Transcribing masks for the benefit of deaf people
Image credit: https://i.ytimg.com/vi/dltM2D9y8tk/maxresdefault.jpg
Spook Louw Jul 22, 2021
Masks may become a more permanent part of our reality, even after the Coronavirus passes. It has already been established that this has been a problem for deaf or hard of hearing people who rely on reading lips and checking facial expressions. As a solution to this problem, clear masks have been created that still shows your face even when it is covered by a mask.
This has been a simple and effective solution, but I have an idea for an even better solution that could benefit all deaf and hard of hearing people and even potentially improve communication between people who can hear fine.

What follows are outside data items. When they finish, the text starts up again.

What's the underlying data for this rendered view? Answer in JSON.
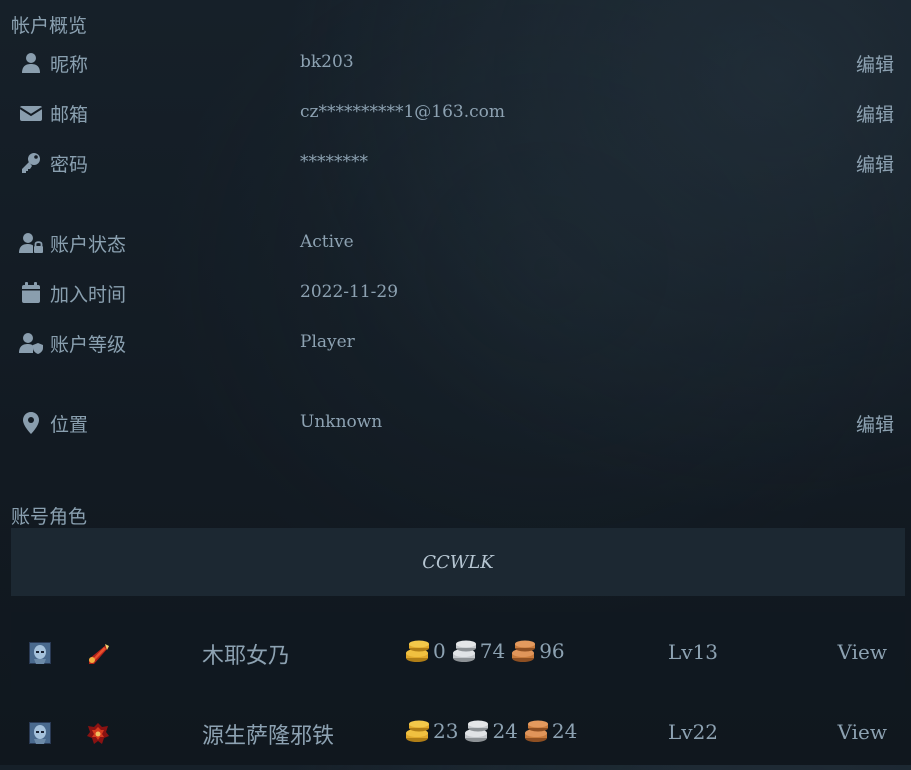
{
  "overview": {
    "title": "帐户概览",
    "rows": [
      {
        "icon": "user-icon",
        "label": "昵称",
        "value": "bk203",
        "edit": "编辑"
      },
      {
        "icon": "envelope-icon",
        "label": "邮箱",
        "value": "cz**********1@163.com",
        "edit": "编辑"
      },
      {
        "icon": "key-icon",
        "label": "密码",
        "value": "********",
        "edit": "编辑"
      },
      {
        "icon": "user-lock-icon",
        "label": "账户状态",
        "value": "Active"
      },
      {
        "icon": "calendar-icon",
        "label": "加入时间",
        "value": "2022-11-29"
      },
      {
        "icon": "user-shield-icon",
        "label": "账户等级",
        "value": "Player"
      },
      {
        "icon": "map-pin-icon",
        "label": "位置",
        "value": "Unknown",
        "edit": "编辑"
      }
    ]
  },
  "characters": {
    "title": "账号角色",
    "realm": "CCWLK",
    "list": [
      {
        "race_icon": "undead-race-icon",
        "class_icon": "shaman-class-icon",
        "name": "木耶女乃",
        "gold": "0",
        "silver": "74",
        "copper": "96",
        "level": "Lv13",
        "view": "View"
      },
      {
        "race_icon": "undead-race-icon",
        "class_icon": "death-knight-class-icon",
        "name": "源生萨隆邪铁",
        "gold": "23",
        "silver": "24",
        "copper": "24",
        "level": "Lv22",
        "view": "View"
      }
    ]
  },
  "colors": {
    "background": "#141c24",
    "text": "#8da2b2",
    "realm_bar": "#1c2832",
    "gold": "#e0a82a",
    "silver": "#c4c8cc",
    "copper": "#c77a3c"
  }
}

Using technology that already exists in translator apps like Talk & Translate and Google Interpreter Mode and transcription software like Otter, speech can be turned into text and displayed, in real time, on the mask on tiny screens, or perhaps even on the fabric of the mask itself using LED technology or Fiber Optic Masks connected to the transcription software.
It would essentially be like creating subtitles for yourself on your mask as you speak. Not only would the deaf and hard of hearing benefit from this, but people would be able to "hear" each other from further away or in noisy environments.
The final product would look like a normal mask, not like the picture of Daft Punk.
Use Google's API to make something similar to their Live Transcribe app
salemandreus Jul 22, 2021
Google and several others have APIs you could use that do the actual speech-to-text recognition.
Google also has an app similar to what you describe except on phones, called Google Live Transcribe and Sound notifications, that uses your phone to "[make] everyday conversations and surrounding sounds more accessible among people who are deaf and hard of hearing" by transcribing your speech to text in real-time (essentially captioning you as you speak, similarly to a youtube video). It most likely uses Google's API on the back-end, possibly with more specialised training data, although I did not find confirmation.
In terms of APIs for accuracy, it is likely you won't do better than Google's either for their voice to text technology, resources or their wide set of training data they've had access to for different accents and speech patterns, etc, but as per the article there are other options if you prefer.